Oggi è l’ultimo giorno di lavoro di Adelmo. Ho appena fini‐ to di preparare la macchinetta del caffè, così da farglielo trovare pronto come tutti i pomeriggi.

Queste due settimane sono state devastanti per entrambi. Adelmo si è chiuso sempre più in un mutismo disperato, mentre io mi arrovellavo il cervello per cercare di non farlo chiudere in un guscio che difficilmente poi potrei aprire.

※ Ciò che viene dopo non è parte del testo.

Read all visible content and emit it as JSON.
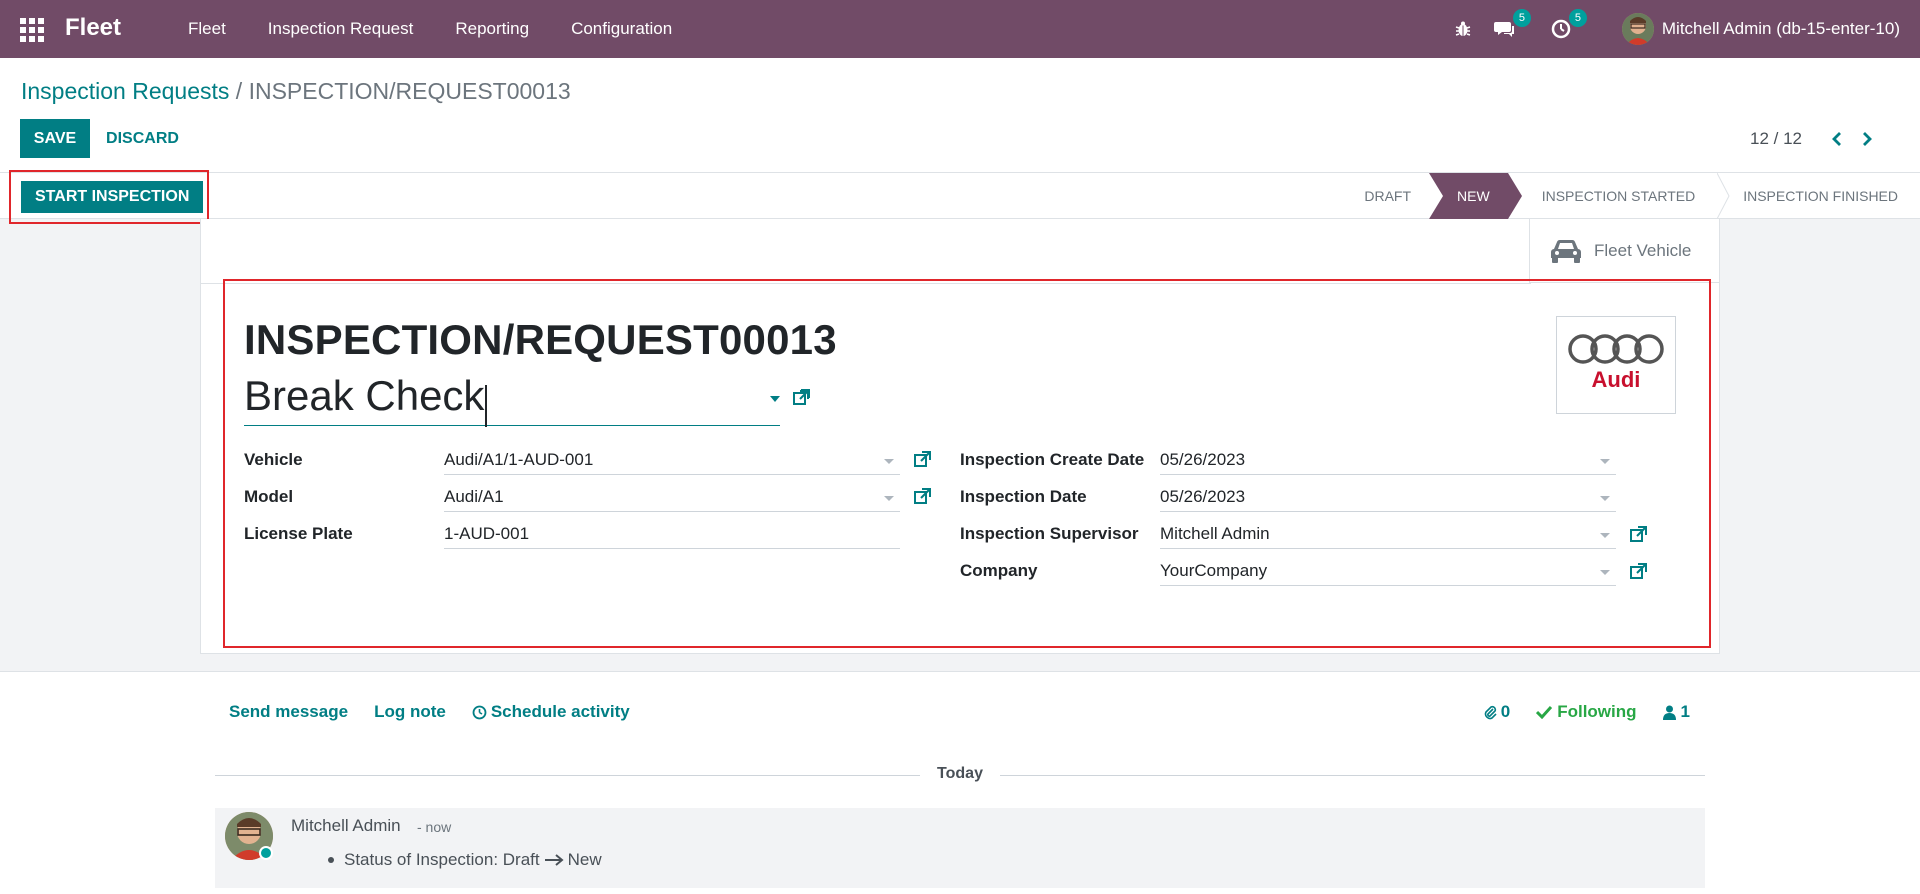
{
  "navbar": {
    "brand": "Fleet",
    "menu": [
      "Fleet",
      "Inspection Request",
      "Reporting",
      "Configuration"
    ],
    "messages_count": "5",
    "activities_count": "5",
    "user_name": "Mitchell Admin (db-15-enter-10)"
  },
  "control_panel": {
    "breadcrumb_parent": "Inspection Requests",
    "breadcrumb_separator": "/",
    "breadcrumb_current": "INSPECTION/REQUEST00013",
    "save_label": "SAVE",
    "discard_label": "DISCARD",
    "pager_value": "12 / 12"
  },
  "statusbar": {
    "action_label": "START INSPECTION",
    "stages": [
      {
        "label": "DRAFT",
        "active": false
      },
      {
        "label": "NEW",
        "active": true
      },
      {
        "label": "INSPECTION STARTED",
        "active": false
      },
      {
        "label": "INSPECTION FINISHED",
        "active": false
      }
    ]
  },
  "sheet": {
    "smart_button_label": "Fleet Vehicle",
    "record_name": "INSPECTION/REQUEST00013",
    "title_value": "Break Check",
    "logo_text": "Audi",
    "left_fields": [
      {
        "label": "Vehicle",
        "value": "Audi/A1/1-AUD-001"
      },
      {
        "label": "Model",
        "value": "Audi/A1"
      },
      {
        "label": "License Plate",
        "value": "1-AUD-001"
      }
    ],
    "right_fields": [
      {
        "label": "Inspection Create Date",
        "value": "05/26/2023"
      },
      {
        "label": "Inspection Date",
        "value": "05/26/2023"
      },
      {
        "label": "Inspection Supervisor",
        "value": "Mitchell Admin"
      },
      {
        "label": "Company",
        "value": "YourCompany"
      }
    ]
  },
  "chatter": {
    "send_message": "Send message",
    "log_note": "Log note",
    "schedule_activity": "Schedule activity",
    "attachments_count": "0",
    "following_label": "Following",
    "followers_count": "1",
    "today_label": "Today",
    "message": {
      "author": "Mitchell Admin",
      "date": "- now",
      "body_prefix": "Status of Inspection: Draft",
      "body_suffix": "New"
    }
  },
  "colors": {
    "navbar": "#714b67",
    "primary": "#017e84",
    "highlight_outline": "#e0262b",
    "following": "#28a745"
  }
}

Ne abbiamo passate tante insieme e ci siamo sempre aiutati, riuscendo dopo ogni caduta a rialzarci senza troppi danni. Ricordo quando ho dovuto accettare il mio lavoro in una cooperativa che si occupa di pulizie nelle scuole, come mi ha aiutato a non cadere in depressione, ben sapendo che accettando quel lavoro dovevo mettere da parte la mia laurea in lingua e letteratura italiana, tanto sudata, ma tanto inutile.

Adelmo non merita di soffrire e ora sta rimuginando sempre di più sul futuro. Entrambi siamo preoccupati, anche se lui, le poche volte che parla, cerca di essere positivo. Ogni giorno torna con un giornale di offerte di lavoro, si è iscritto a tutti i siti possibili e ora ha intenzione di girare per tutte le agenzie interinali. Ci prova, anche se non ci crede troppo. Io non ci credo per niente, ma lo incoraggio a provare.

Ma è possibile avere speranza quando ti offrono lavori con contratti di un mese per i quali ti serve un’esperienza maturata in due anni come subagente di assicurazione?

Ma abbiamo un po’ di risparmi e poi ci sarà il TFR maturato in 20 anni di lavoro.

Possiamo stare tranquilli, per qualche tempo.